|Location||Guildford, County of Surrey, England (Google Maps)|
|Open for Visitors||Yes|
|Owned by||Guildford Corporation|
|Official Website||Guilford Castle|
Standing on the beautiful grounds in the town centre of Guildford, Guilford Castle is a beautiful ruin of a fortress having a long history of almost a thousand years.
Guildford Castle History
The first castle in Guildford was built as a wooden motte and bailey fortress shortly by William the Conqueror post the Battle of Hastings in 1066. Stone defences replaced the initial wooden motte and bailey structure during the early 12th century, and a Keep was constructed. It was built in 2 stages and is believed to have been the work of King Stephen. The first stage of the construction was nothing more than a shell that was later heightened and strengthened. Once the Keep was completed, it was used as a private apartment for the ruling monarch. During the second stage of construction, the curtain walls were crenellated.
Later in the 12th century, the Keep became the headquarters of the sheriff and county jail for the counties of Surrey and Sussex. King Henry II, by this time, had built private living accommodations in the bailey.
King Henry III also contributed magnificently by making several lavish modifications to the castle in the 13th century, and the perception of Guilford Castle changed from a castle to a palace. Unfortunately, the Great Hall in the castle suffered fire damage in 1254; however, it was soon restored. Henry also purchased additional land to extend the bailey to construct rooms for his son, Edward. During his reign, Guilford Castle became one of the most luxurious royal palaces in England; however, after his death, it fell into disrepair. By 1379, almost the entire castle had fallen, except the Keep and the great chamber. The castle’s ownership came into the hands of John Daborne in 1544. During the 16th century, the Daborne family added brick windows and fireplaces to the property.
King James I sold Guilford Castle and surrounding estates to Francis Carter in 1611. Francis attempted to convert the Keep into a private residence, but this proved unsuccessful. The floors and roof of the Keep were removed in 1630. Francis then rented out sections of the castle grounds to nearby farmers. Lord Grantley from Wonersh later became the owner of the castle, who then sold it to Guildford Borough Council in 1885. The Corporation restored the Keep, castle walls, and gardens and opened the property as public gardens in 1888.
Guildford Castle Architecture
The only remaining part of Guilford Castle that survives today is the Keep and parts of the curtain wall. The original curtain wall was made of chalk, as was the Keep. The original Keep was a modest 2-story building that served as a private apartment for the King. The Great Tower, as it is called today, looks like an unusual survival of its 1000-year-long history. Guilford Castle gardens are famous for their vibrant floral displays centred on the 11th Century Castle Keep. Other attractions inside Guilford Castle are a life-size Alice Through the Looking Glass statue, a bowling green, and music concerts on the bandstand. The Guilford town’s war memorial stands on the castle grounds, and an open-air theatre takes place during summer.

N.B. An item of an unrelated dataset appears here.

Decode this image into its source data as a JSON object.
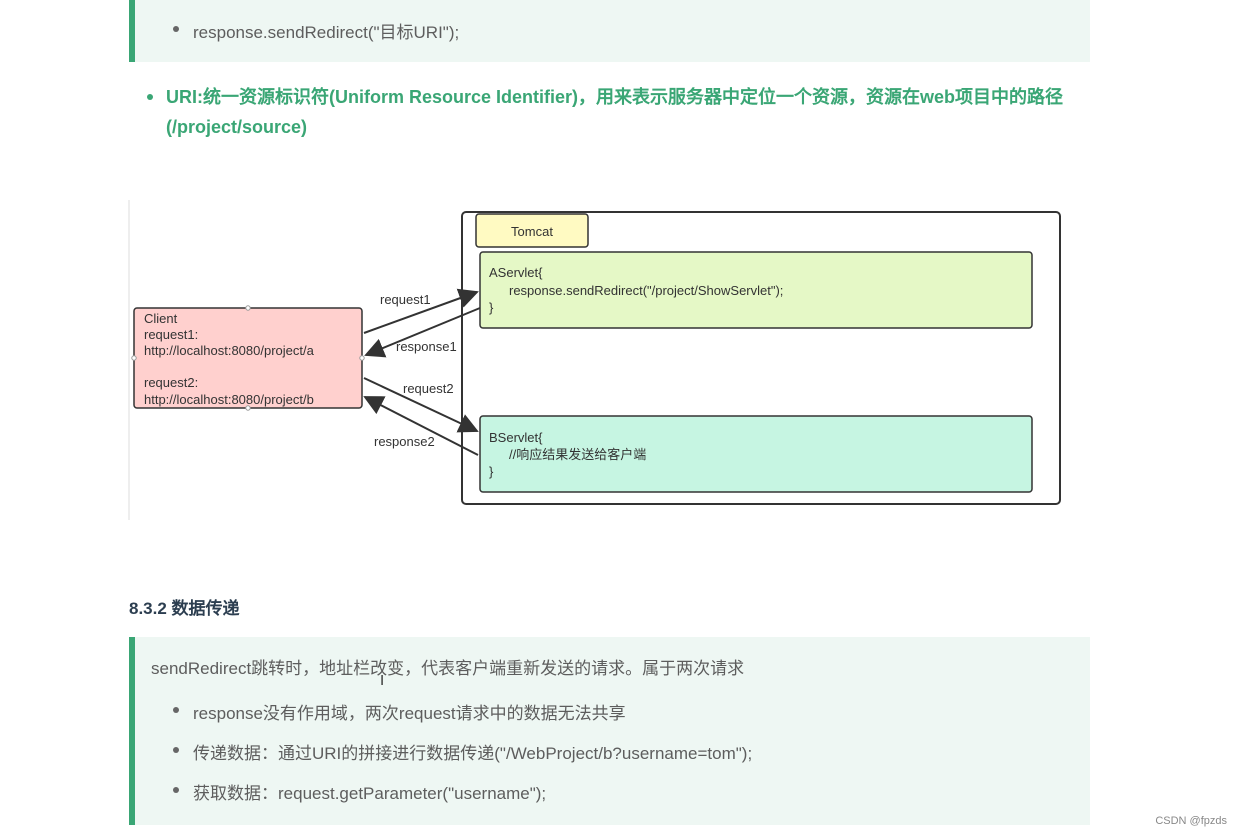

Inside Guilford Castle, you can climb to the first floor where the building has been preserved and see it as it would have been in times gone by. You can also continue climbing up the winding stairs to the top of the castle, where you can see the panorama view of the whole town and the gorgeous countryside of the Surrey Hills.
Frequently Asked Questions
When was Guildford Castle built?
The first Guildford Castle was built shortly after the Battle of Hastings in 1066, by William the Conqueror, as a motte and bailey fortress.
Who built Guildford Castle?
Guildford Castle was built by William the Conqueror shortly after the Norman invasion of England in 1066.